SEC ALJs Are Not “Officers of the United States” for Purposes of the Appointments Clause Because They Lack the Authority to Issue Final SEC Decisions

The Appointments Clause states that the President “shall nominate, and by and with the Advice and Consent of the Senate, shall appoint . . . Officers of the United States.” U.S. Const. art. II, § 2, cl. 2.[1] The D.C. Circuit explained that “[o]nly those deemed to be employees or other ‘lesser functionaries’ need not be selected in compliance with the strict requirements of Article II.” Raymond Lucia, 2016 WL 4191191.

As a general rule, “an appointee is an Officer, and not an employee who falls beyond the reach of the [Appointments] Clause, if the appointee exercises ‘significant authority pursuant to the laws of the United States.’” Id. (quoting Buckley v. Valeo, 424 U.S. 1 (1976)). The D.C. Circuit stated that under its precedent, “the main criteria for drawing the line between inferior Officers and employees not covered by the [Appointments] Clause are (1) the significance of the matters resolved by the officials, (2) the discretion they exercise in reaching their decisions, and (3) the finality of those decisions.” Id. (quoting Tucker v. Comm’r of Internal Revenue, 676 F.3d 1129 (D.C. Cir. 2012)).

The D.C. Circuit noted that in Landry v. FDIC, 204 F.3d 1125 (D.C. Cir. 2000), it held that ALJs of the Federal Deposit Insurance Corporation (“FDIC”) were not Officers for purposes of the Appointments Clause “because their authority was limited by FDIC regulations to recommending decisions that the FDIC Board of Directors might issue.” Raymond Lucia, 2016 WL 4191191. Applying Landry, the D.C. Circuit determined the key question was whether SEC ALJs “issue final decisions” of the SEC.  Id.

The D.C. Circuit found that pursuant to the governing statutory scheme, the SEC has a discretionary right to review the action of any ALJ as it sees fit, either on its own initiative or upon a petition for review filed by a party or aggrieved person. Id. (citing 15 U.S.C. § 78d-1(a)-(b)). The SEC has the authority to “review[ ] an ALJ’s decision de novo” and “may make any findings or conclusions that in its judgment are proper and on the basis of the record.” Id. (citing 17 C.F.R. § 201.411(a)). In the event that “no review of the initial decision is sought or ordered,” then the SEC will issue an order stating that it has declined review and specifying the date that the ALJ’s sanctions, if any, will take effect. The ALJ’s initial decision becomes final only upon issuance of the SEC’s order.

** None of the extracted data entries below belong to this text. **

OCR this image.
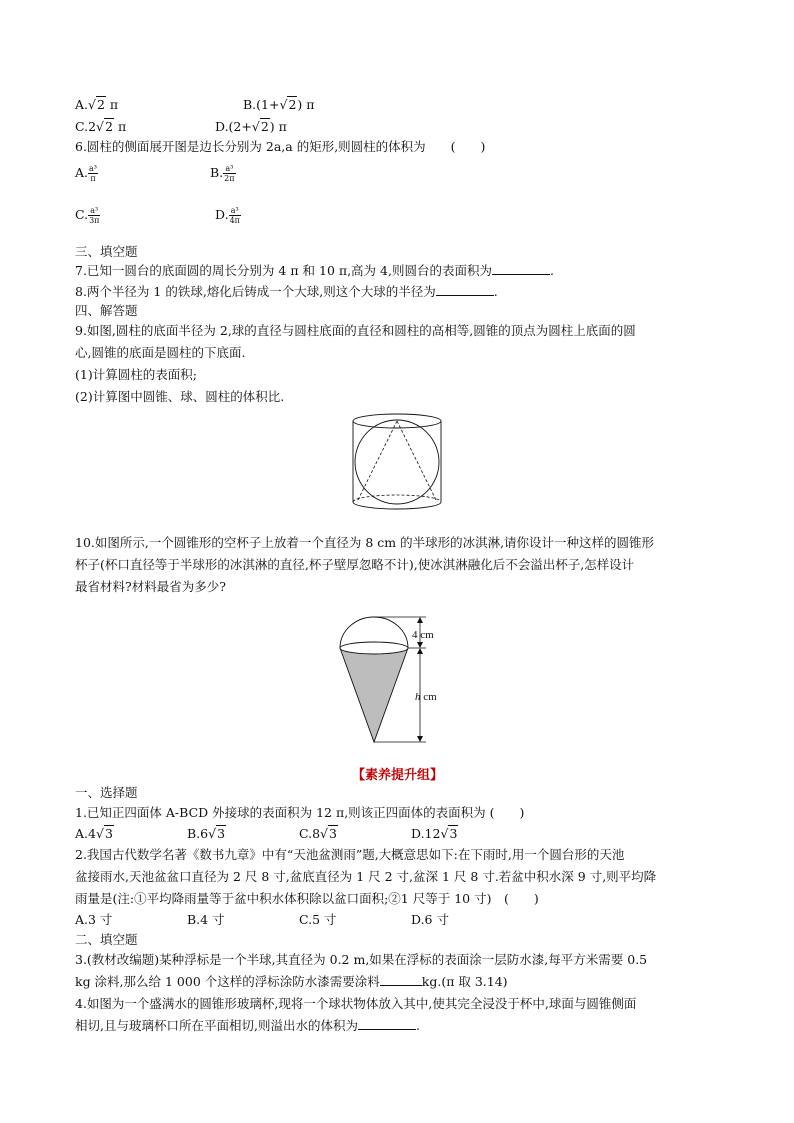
A.√2 π	B.(1+√2) π
C.2√2 π	D.(2+√2) π
6.圆柱的侧面展开图是边长分别为 2a,a 的矩形,则圆柱的体积为　　(　　)
A. $\frac{\text{a³}}{\pi}$	B. $\frac{\text{a³}}{2\pi}$
C. $\frac{\text{a³}}{3\pi}$	D. $\frac{\text{a³}}{4\pi}$
三、填空题
7.已知一圆台的底面圆的周长分别为 4 π 和 10 π,高为 4,则圆台的表面积为	.
8.两个半径为 1 的铁球,熔化后铸成一个大球,则这个大球的半径为	.
四、解答题
9.如图,圆柱的底面半径为 2,球的直径与圆柱底面的直径和圆柱的高相等,圆锥的顶点为圆柱上底面的圆
心,圆锥的底面是圆柱的下底面.
(1)计算圆柱的表面积;
(2)计算图中圆锥、球、圆柱的体积比.
10.如图所示,一个圆锥形的空杯子上放着一个直径为 8 cm 的半球形的冰淇淋,请你设计一种这样的圆锥形
杯子(杯口直径等于半球形的冰淇淋的直径,杯子壁厚忽略不计),使冰淇淋融化后不会溢出杯子,怎样设计
最省材料?材料最省为多少?
4 cm
h cm
【素养提升组】
一、选择题
1.已知正四面体 A-BCD 外接球的表面积为 12 π,则该正四面体的表面积为 (　　)
A.4√3	B.6√3	C.8√3	D.12√3
2.我国古代数学名著《数书九章》中有“天池盆测雨”题,大概意思如下:在下雨时,用一个圆台形的天池
盆接雨水,天池盆盆口直径为 2 尺 8 寸,盆底直径为 1 尺 2 寸,盆深 1 尺 8 寸.若盆中积水深 9 寸,则平均降
雨量是(注:①平均降雨量等于盆中积水体积除以盆口面积;②1 尺等于 10 寸)　(　　)
A.3 寸	B.4 寸	C.5 寸	D.6 寸
二、填空题
3.(教材改编题)某种浮标是一个半球,其直径为 0.2 m,如果在浮标的表面涂一层防水漆,每平方米需要 0.5
kg 涂料,那么给 1 000 个这样的浮标涂防水漆需要涂料	kg.(π 取 3.14)
4.如图为一个盛满水的圆锥形玻璃杯,现将一个球状物体放入其中,使其完全浸没于杯中,球面与圆锥侧面
相切,且与玻璃杯口所在平面相切,则溢出水的体积为	.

The D.C. Circuit deemed it significant that the SEC “must affirmatively act—by issuing the order—in every case.” The court explained that the SEC’s “final action is either in the form of a new decision after de novo review or, by declining to grant or order review, its embrace of the ALJ’s initial decision as its own.” The court emphasized that the SEC “retain[s] full decision-making powers” over cases heard by the ALJs. The D.C. Circuit determined that the SEC’s ALJs “neither have been delegated sovereign authority to act independently of the [SEC] nor, by other means established by Congress, do they have the power to bind third parties, or the government itself, for the public benefit.”

Finding the SEC ALJ’s decisions to be “no more final than the recommended decisions issued by the FDIC ALJs” in Landry, the D.C. Circuit concluded that SEC ALJs are not “Officers of the United States” subject to the Appointments Clause.



[1]               The Appointments Clause further states that “Congress may by Law vest the Appointment of such inferior Officers, as they think proper, in the President alone, in the Courts of Law, or in the Heads of Departments.” U.S. Const. art. II, § 2, cl. 2.